Hollywood Foreign Press Association accused of operating like "a cartel"

Hollywood Foreign Press Association accused of operating like "a cartel"
A Golden Globe Photo: ROBYN BECK/AFP

The Hollywood Foreign Press Association is one of the most mysterious organizations in the entertainment industry, if only because nobody seems to know what the organization even does (if anything) beyond handing out the Golden Globe awards every year, but a new lawsuit filed by a Norwegian journalist named Kjersti Flaa (via The Hollywood Reporter) is trying to shed a rather unflattering light on the “culture of corruption” fostered by the HFPA. Unlike the Academy Of Motion Picture Arts And Sciences (which grows every year), the HFPA consists of only 87 members—many of whom are at least in their 70s—and the lawsuit accuses the organization of establishing rules that are specifically designed to ensure that those 87 people (and only them) continue to get special treatment from movie and TV studios in the form of invitations to exclusive events and opportunities to interview big stars.

Furthermore, the suit says that members are barred from competing against other members, so global markets are divided up among the members and no one is allowed to write for an outlet that another member writes for or an outlet that competes with an outlet that someone else writes for. So let’s say, hypothetically, that you’re an entertainment reporter from Country A. The HFPA already has a member who covers the movie industry for The Country A News, so you can’t join the HFPA if you also write for Country A News or if you write for its competing outlet, The Country A Tribune.
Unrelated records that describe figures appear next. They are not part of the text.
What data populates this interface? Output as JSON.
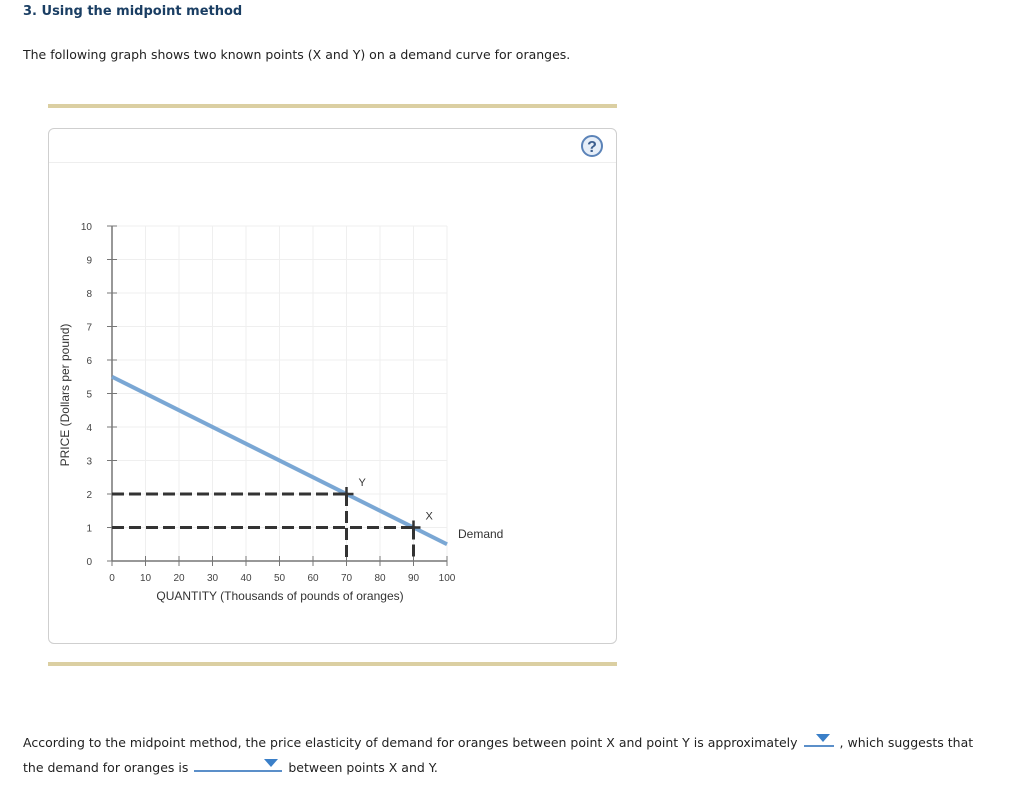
{
  "question": {
    "title": "3. Using the midpoint method",
    "intro": "The following graph shows two known points (X and Y) on a demand curve for oranges."
  },
  "panel": {
    "help_icon": "?"
  },
  "chart_data": {
    "type": "line",
    "title": "",
    "xlabel": "QUANTITY (Thousands of pounds of oranges)",
    "ylabel": "PRICE (Dollars per pound)",
    "xlim": [
      0,
      100
    ],
    "ylim": [
      0,
      10
    ],
    "x_ticks": [
      "0",
      "10",
      "20",
      "30",
      "40",
      "50",
      "60",
      "70",
      "80",
      "90",
      "100"
    ],
    "y_ticks": [
      "0",
      "1",
      "2",
      "3",
      "4",
      "5",
      "6",
      "7",
      "8",
      "9",
      "10"
    ],
    "grid": true,
    "series": [
      {
        "name": "Demand",
        "color": "#7aa7d4",
        "x": [
          0,
          100
        ],
        "y": [
          5.5,
          0.5
        ]
      }
    ],
    "points": [
      {
        "label": "Y",
        "x": 70,
        "y": 2
      },
      {
        "label": "X",
        "x": 90,
        "y": 1
      }
    ],
    "legend": {
      "entries": [
        "Demand"
      ],
      "position": "right of curve end"
    }
  },
  "answer": {
    "line1_before": "According to the midpoint method, the price elasticity of demand for oranges between point X and point Y is approximately",
    "line1_after": ", which suggests that",
    "line2_before": "the demand for oranges is",
    "line2_after": "between points X and Y.",
    "dropdown1_value": "",
    "dropdown2_value": ""
  }
}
According to the suit, this has given the HFPA the ability to reject potential members—who would like to be given the access and benefits that HFPA members enjoy—based solely on whether or not they could conceivably impact another member’s ability to write about going to fancy events, to interview celebrities, or to (hypothetically) get payola from filmmakers and movie studios who want to bolster their project’s Oscar chances. After all, a Golden Globe win is a big deal, and if you’re the person who gets to choose who wins a Golden Globe, that makes you a big deal.

Variety puts a pretty fine point on this in it’s write-up, referring to what Flaa is describing as “a cartel” based on the way the HFPA is supposedly stifling competition illegally. The allegations in the suit also go further, saying that there’s no clear system in place for rejecting or approving members and that there’s no emphasis whatsoever given to an applicant’s body of work. Instead, their potential membership is supposedly based entirely on whether or not they could be a threat to another member.

On top of all that, the suit points out that the HFPA is listed as a 501(c)(6) non-profit, meaning it’s tax-exempt, despite the fact that—as the suit alleges—it only exists to benefit its current members and not the entire community of foreign entertainment reporters who live in California. Apparently, the HFPA covers all travel expenses for its members, pressures movie studios to provide its members with five-star hotel stays and gourmet meals during events, and pays members to do “little or nothing” in the service of the HFPA. For example, the suit says that the person who arranges the seating chart for the Golden Globes makes $20,000 a year, that there are two members in their 90s who get $12,000 just for sitting on a committee, and that there are former HFPA presidents who get $1,000 a month for doing nothing. No wonder the members supposedly try to hold on to their status as hard as they possibly can.